Поднятый палец Дикона заставил меня умолкнуть. Никто из нас не пользовался кислородом, мы все тяжело дышали и хрипели после попытки быстрой ходьбы на высоте 21 000 футов. Треск повторился.

— Это может быть пистолет-пулемет «Бергманн-Шмайссер», — наконец сказал Дикон. — Если это так, шерпам и Жан-Клоду с Реджи остается надеяться только на Бога.

— Какая у него скорострельность? — спросил я, хотя ответ меня не очень интересовал.

— Четыреста пятьдесят выстрелов в минуту, — ответил Дикон. — Ограничивается лишь скоростью, с которой стрелок успевает менять тридцатидвухзарядные спиральные дисковые магазины. [56] Эти громоздкие круглые магазины делают «Шмайссер МР-18/1» не очень удобным — носить, целиться, стрелять более или менее точно. Но при такой скорострельности точность не особенно важна. Нам нужно рассредоточиться. Немцы любили использовать свои проклятые «шмайссеры» в близком бою в траншеях.

— Господи, — выдохнул я.

— Давайте двигаться быстрее, — сказал Пасанг и перешел на легкий бег. «Кошки» на его ногах поблескивали в свете наших головных ламп.

— Полагаю… больше… не притворяются… йети. — Дикон тяжело дышал, едва поспевая за длинноногим шерпой. У каждого в рюкзаке по-прежнему было больше тридцати фунтов кислородной аппаратуры и других вещей.

— Нет, — согласился Пасанг. — Теперь просто люди убивают людей.

Я ускорил шаг, чтобы догнать их, но ощущение застрявшей в горле кости вернулось, и время от времени мне приходилось останавливаться, упираться в обтянутые толстыми брюками колени и кашлять до рвоты. Затем я вынужден был бежать еще быстрее, чтобы не отстать. Никто меня не ждал.

Пламя осветило всю долину, в том числе склон Чангзе и ледяную стену Северного седла. До третьего лагеря оставалось меньше двух сотен метров, когда перед нами внезапно возникли две темные фигуры, преградив путь.

Моя рука дернулась вверх, и я едва не выстрелил в ближайший силуэт.

— Нет! — крикнул Дикон и ударил меня по руке.

Это были Реджи и Жан-Клод.

— Сюда, — прошипел Же-Ка, и мы вслед за ним сошли с утоптанной тропы. Он провел нас на север вдоль цепочки покрытых снегом ледяных пирамид и сераков. Через несколько секунд я понял, что Жан-Клод выбрал это место, чтобы сойти с главной тропы, из-за толстой ледяной корки, на которой наши ботинки не оставляли следов.

— Нам нужно немедленно подняться в третий лагерь, — прошептал Дикон; голос его звенел от напряжения и боли. Стрельба стихла несколько минут назад. Дикон в обтянутой перчаткой руке держал 9-миллиметровый «люгер» Бахнера с двумя патронами, а не большой сигнальный пистолет Вери.

Же-Ка и Реджи провели нас метров двести на север вдоль линии кальгаспор и сераков, а затем — на восток через ледовый лабиринт, пока мы не добрались до места, откуда был виден третий лагерь.

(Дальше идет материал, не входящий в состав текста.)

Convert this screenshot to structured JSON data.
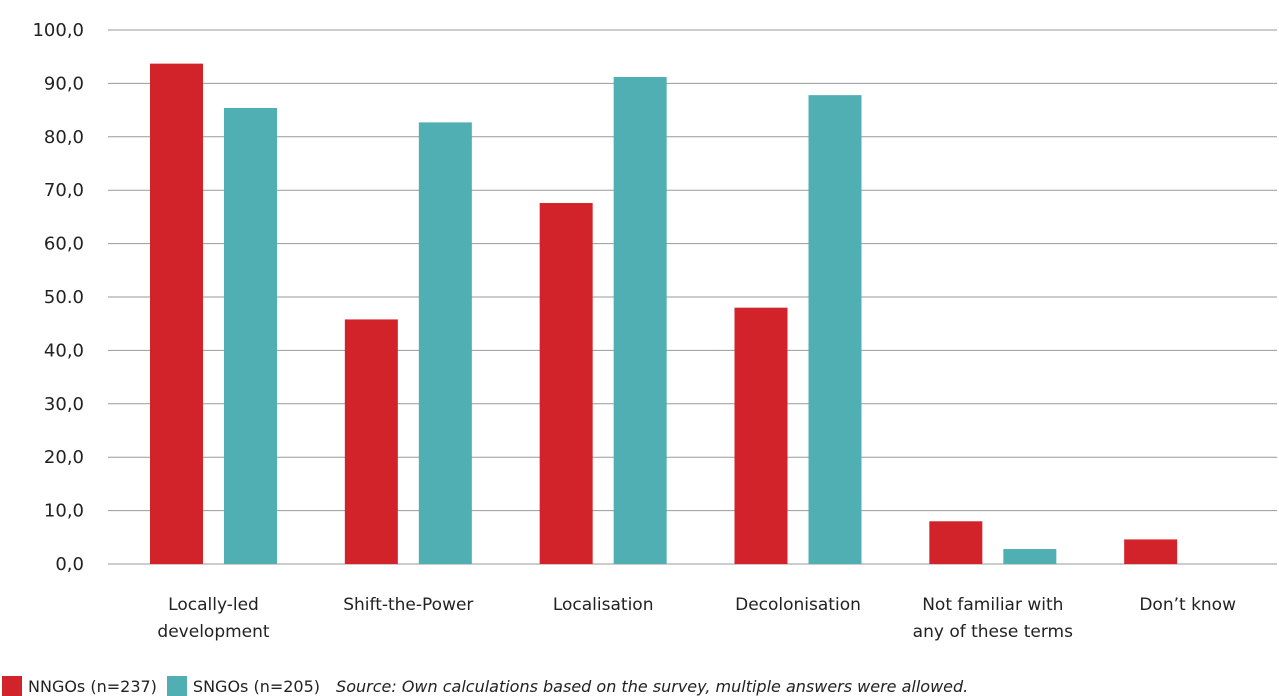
{
  "chart_data": {
    "type": "bar",
    "categories": [
      [
        "Locally-led",
        "development"
      ],
      [
        "Shift-the-Power"
      ],
      [
        "Localisation"
      ],
      [
        "Decolonisation"
      ],
      [
        "Not familiar with",
        "any of these terms"
      ],
      [
        "Don’t know"
      ]
    ],
    "series": [
      {
        "name": "NNGOs (n=237)",
        "color": "#d2232a",
        "values": [
          93.7,
          45.8,
          67.6,
          48.0,
          8.0,
          4.6
        ]
      },
      {
        "name": "SNGOs (n=205)",
        "color": "#4fafb3",
        "values": [
          85.4,
          82.7,
          91.2,
          87.8,
          2.8,
          0.0
        ]
      }
    ],
    "ylim": [
      0,
      100
    ],
    "yticks": [
      {
        "value": 0,
        "label": "0,0"
      },
      {
        "value": 10,
        "label": "10,0"
      },
      {
        "value": 20,
        "label": "20,0"
      },
      {
        "value": 30,
        "label": "30,0"
      },
      {
        "value": 40,
        "label": "40,0"
      },
      {
        "value": 50,
        "label": "50.0"
      },
      {
        "value": 60,
        "label": "60,0"
      },
      {
        "value": 70,
        "label": "70,0"
      },
      {
        "value": 80,
        "label": "80,0"
      },
      {
        "value": 90,
        "label": "90,0"
      },
      {
        "value": 100,
        "label": "100,0"
      }
    ],
    "grid": true,
    "legend_placement": "bottom-left"
  },
  "legend": {
    "nngos_label": "NNGOs (n=237)",
    "sngos_label": "SNGOs (n=205)",
    "nngos_color": "#d2232a",
    "sngos_color": "#4fafb3"
  },
  "source_note": "Source: Own calculations based on the survey, multiple answers were allowed."
}
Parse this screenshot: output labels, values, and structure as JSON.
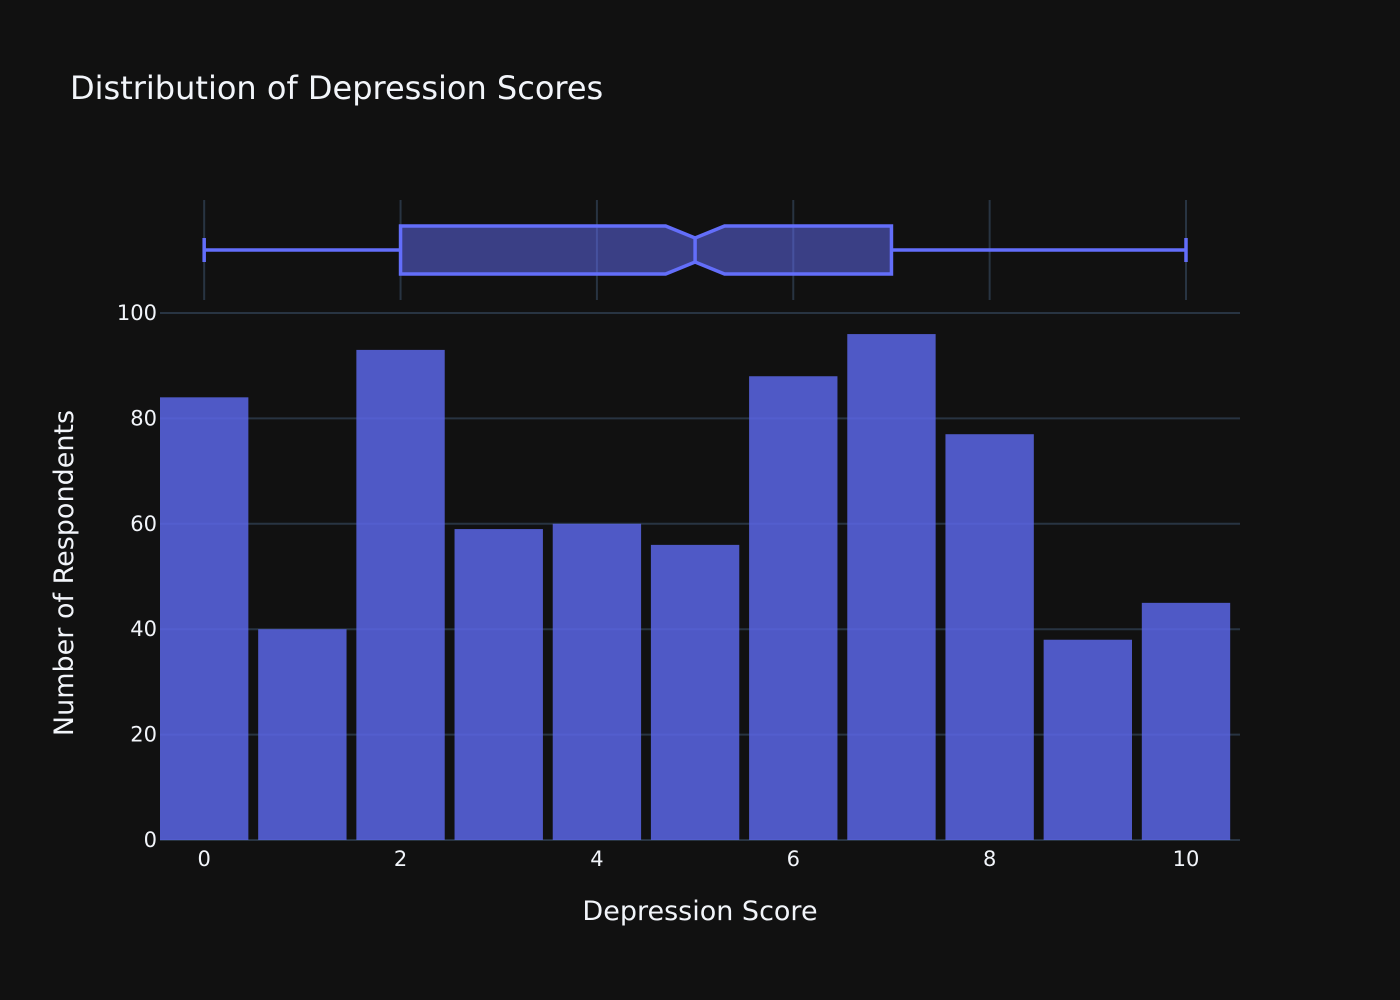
{
  "chart_data": {
    "type": "bar",
    "title": "Distribution of Depression Scores",
    "xlabel": "Depression Score",
    "ylabel": "Number of Respondents",
    "categories": [
      0,
      1,
      2,
      3,
      4,
      5,
      6,
      7,
      8,
      9,
      10
    ],
    "values": [
      84,
      40,
      93,
      59,
      60,
      56,
      88,
      96,
      77,
      38,
      45
    ],
    "xlim": [
      -0.45,
      10.55
    ],
    "ylim": [
      0,
      100
    ],
    "x_ticks": [
      0,
      2,
      4,
      6,
      8,
      10
    ],
    "y_ticks": [
      0,
      20,
      40,
      60,
      80,
      100
    ],
    "grid": true,
    "colors": {
      "bar": "#5b66e6",
      "box": "#636efa",
      "background": "#111111"
    },
    "marginal_box": {
      "type": "box",
      "notched": true,
      "min": 0,
      "q1": 2,
      "median": 5,
      "q3": 7,
      "max": 10,
      "notch_low": 4.7,
      "notch_high": 5.3
    }
  }
}
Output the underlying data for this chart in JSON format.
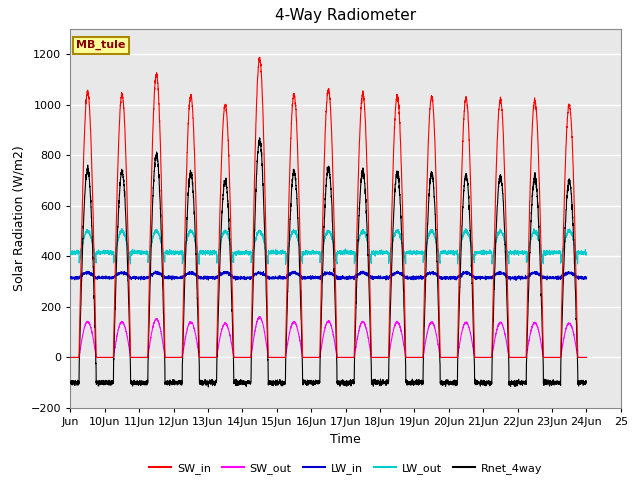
{
  "title": "4-Way Radiometer",
  "xlabel": "Time",
  "ylabel": "Solar Radiation (W/m2)",
  "ylim": [
    -200,
    1300
  ],
  "xlim_days": [
    9,
    25
  ],
  "yticks": [
    -200,
    0,
    200,
    400,
    600,
    800,
    1000,
    1200
  ],
  "xtick_labels": [
    "Jun",
    "10Jun",
    "11Jun",
    "12Jun",
    "13Jun",
    "14Jun",
    "15Jun",
    "16Jun",
    "17Jun",
    "18Jun",
    "19Jun",
    "20Jun",
    "21Jun",
    "22Jun",
    "23Jun",
    "24Jun",
    "25"
  ],
  "station_label": "MB_tule",
  "colors": {
    "SW_in": "#FF0000",
    "SW_out": "#FF00FF",
    "LW_in": "#0000CC",
    "LW_out": "#00CCCC",
    "Rnet_4way": "#000000"
  },
  "legend_labels": [
    "SW_in",
    "SW_out",
    "LW_in",
    "LW_out",
    "Rnet_4way"
  ],
  "background_color": "#FFFFFF",
  "plot_bg_color": "#E8E8E8",
  "grid_color": "#FFFFFF",
  "num_days": 15,
  "start_day": 9,
  "points_per_day": 288,
  "sw_in_peaks": [
    1050,
    1040,
    1120,
    1035,
    1000,
    1180,
    1040,
    1060,
    1040,
    1035,
    1030,
    1025,
    1020,
    1015,
    1000
  ],
  "lw_in_base": 315,
  "lw_out_base": 400,
  "lw_out_night": 370,
  "lw_out_day_peak": 500,
  "rnet_night": -100
}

Те из нас, у кого были бинокли, достали их из рюкзаков.

— О… Боже… Проклятье, — прошептал Дикон.

Все палатки третьего лагеря были охвачены огнем. Повсюду лежали тела шерпов — в отблесках пламени мы насчитали не менее девяти, — а те ящики и груды припасов, которые не горели, были раскрошены топорами. Никаких фальшивых йети не наблюдалось, но когда туман немного поднимался, я видел кровавые отпечатки ботинок, ведущие к лесу каменных пирамид к югу от лагеря.

вернуться

56

Совершенно не обязательно дисковые — сразу после Первой мировой войны получили широкое распространение прямые коробчатые магазины на 20 или 32 патрона.